Although Chicago isn’t called the “Windy City” because of the wind, Loyola students might think otherwise after being nearly swept off their feet in campus wind tunnels.
Rick DiMaio — a climate change professor at Loyola and former meteorologist who’s studied Chicago’s wind tunnels in the past — said wind tunnels are created by north and northeastern winds hitting tall buildings on campus such as Mundelein Center for the Performing Arts and Mertz Residence Hall.
“You need tall buildings to create a squeeze on the wind,” DiMaio said. “So just like when you try to squeeze water through a small hole, if you can continue to provide the same amount of pressure, the water will push through a bit quicker.”
Lake Michigan’s smooth surface also causes north and northeastern winds to be funneled quickly into alleyways and tunnels, according to DiMaio.
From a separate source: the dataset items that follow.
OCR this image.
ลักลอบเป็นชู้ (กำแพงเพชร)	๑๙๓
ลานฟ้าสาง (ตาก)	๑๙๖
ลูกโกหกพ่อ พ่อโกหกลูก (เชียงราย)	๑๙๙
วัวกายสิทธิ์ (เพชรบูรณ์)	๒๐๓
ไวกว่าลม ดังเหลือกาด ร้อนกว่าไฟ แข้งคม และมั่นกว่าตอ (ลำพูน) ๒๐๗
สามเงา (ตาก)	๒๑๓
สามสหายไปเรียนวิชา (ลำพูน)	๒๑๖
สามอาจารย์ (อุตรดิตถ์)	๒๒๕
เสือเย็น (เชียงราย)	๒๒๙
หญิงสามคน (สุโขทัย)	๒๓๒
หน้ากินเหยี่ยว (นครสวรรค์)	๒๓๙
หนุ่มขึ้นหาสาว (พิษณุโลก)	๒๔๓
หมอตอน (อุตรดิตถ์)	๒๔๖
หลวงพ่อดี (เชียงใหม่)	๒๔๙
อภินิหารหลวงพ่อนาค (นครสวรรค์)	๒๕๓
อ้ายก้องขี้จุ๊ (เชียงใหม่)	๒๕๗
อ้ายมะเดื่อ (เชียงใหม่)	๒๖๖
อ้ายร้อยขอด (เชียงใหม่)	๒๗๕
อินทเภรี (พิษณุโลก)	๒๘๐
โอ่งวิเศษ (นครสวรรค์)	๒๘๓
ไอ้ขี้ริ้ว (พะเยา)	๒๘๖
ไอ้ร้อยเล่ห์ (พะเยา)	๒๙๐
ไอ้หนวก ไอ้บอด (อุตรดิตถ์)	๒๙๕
The tunnels on campus are infamous among students, causing some to lose their balance and their belongings.
Filip Zigic, a 21-year-old junior accounting major said he noticed the winds created by wind tunnels can cause people to lose their footing and increase the effects of windchill to a painful level. Zigic said he’s familiar with the Mertz wind tunnel because he walks from the Loyola CTA Red Line station to the Edward Crown Center for the Humanities every day.
“[The wind] is crazy,” Zigic said. “Not only is there the wind tunnel effect but it’s also very cold, even during the summer. It’s even worse in the winter because it’s a horrible, biting cold which happens to go through any jacket you’re wearing that day.”
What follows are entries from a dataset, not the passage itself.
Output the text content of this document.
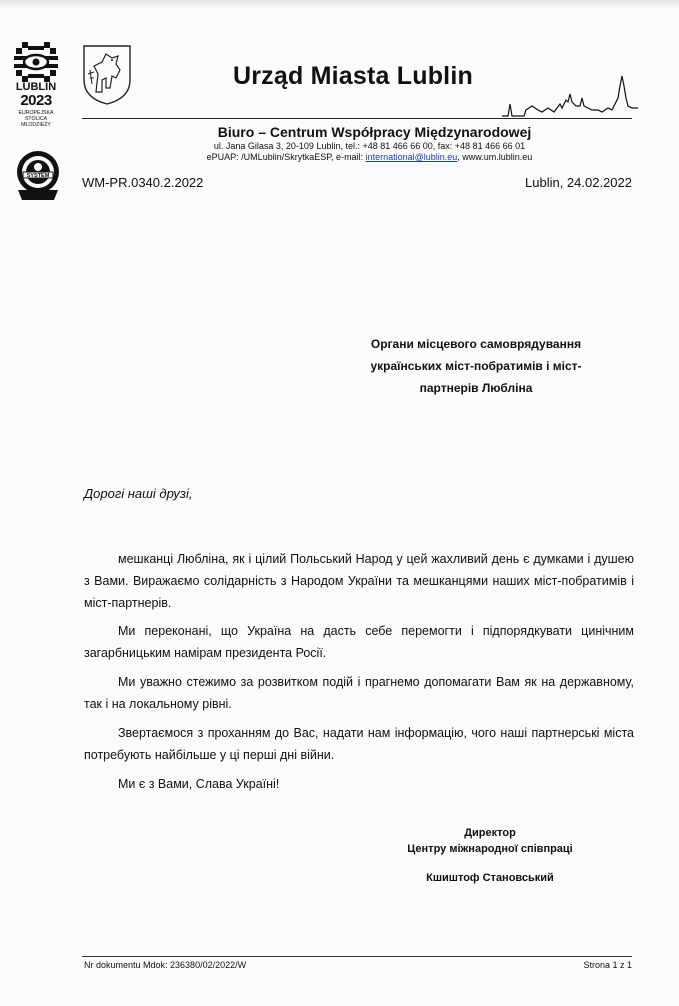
LUBLIN
2023
EUROPEJSKA
STOLICA
MŁODZIEŻY
SYSTEM
Urząd Miasta Lublin
Biuro – Centrum Współpracy Międzynarodowej
ul. Jana Gilasa 3, 20-109 Lublin, tel.: +48 81 466 66 00, fax: +48 81 466 66 01
ePUAP: /UMLublin/SkrytkaESP, e-mail: international@lublin.eu, www.um.lublin.eu
WM-PR.0340.2.2022	Lublin, 24.02.2022
Органи місцевого самоврядування
українських міст-побратимів і міст-
партнерів Любліна
Дорогі наші друзі,
мешканці Любліна, як і цілий Польський Народ у цей жахливий день є думками і душею з Вами. Виражаємо солідарність з Народом України та мешканцями наших міст-побратимів і міст-партнерів.
Ми переконані, що Україна на дасть себе перемогти і підпорядкувати цинічним загарбницьким намірам президента Росії.
Ми уважно стежимо за розвитком подій і прагнемо допомагати Вам як на державному, так і на локальному рівні.
Звертаємося з проханням до Вас, надати нам інформацію, чого наші партнерські міста потребують найбільше у ці перші дні війни.
Ми є з Вами, Слава Україні!
Директор
Центру міжнародної співпраці
Кшиштоф Становський
Nr dokumentu Mdok: 236380/02/2022/W	Strona 1 z 1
Because of its abundance of skyscrapers, Chicago is a hub for these wind tunnels.
Ashley Donald, Loyola Student
“I know there are certain areas on campus where you’re walking through and it just feels like you’re getting slapped in the face and that you’re being pushed back.”
Some of the major wind tunnels DiMaio studied in the past include the intersections of West Irving Park Road and North Clarendon Avenue in the Buena Park neighborhood and North Michigan Avenue and East Randolph Street in the Loop, according to DiMaio.
K’Lyn Glass, a 20-year-old junior political science major, said she’s seen this happen a few times and has personally lost her hat in the wind.
“My hat always blows off because I don’t wear a skullcap,” Glass said. “People who ride bikes or skateboard are often tippy or uneasy or fall off so you do see that a lot.”
The sensation may be overwhelming for some, but the real danger is loose items flying from balconies, according to DiMaio. Students might fall over in the right conditions but the chance of getting hurt is fairly low, DiMaio said.
“I think people are smart enough to know that when it gets windy, you just kind of hold onto things,” DiMaio said.
Kira Hutson, a 21-year-old senior advocacy and social change and women and gender studies double major, said she’s struggled in the intense winds on campus.
“When I lived in Mertz, it felt like I was being picked up by the wind walking down the stairs,” Hutson said.
Ashley Donald, a 20-year-old junior neuroscience major, said she’s also had some unpleasant encounters with the wind tunnels.
“I know there are certain areas on campus where you’re walking through and it just feels like you’re getting slapped in the face and that you’re being pushed back,” Donald said.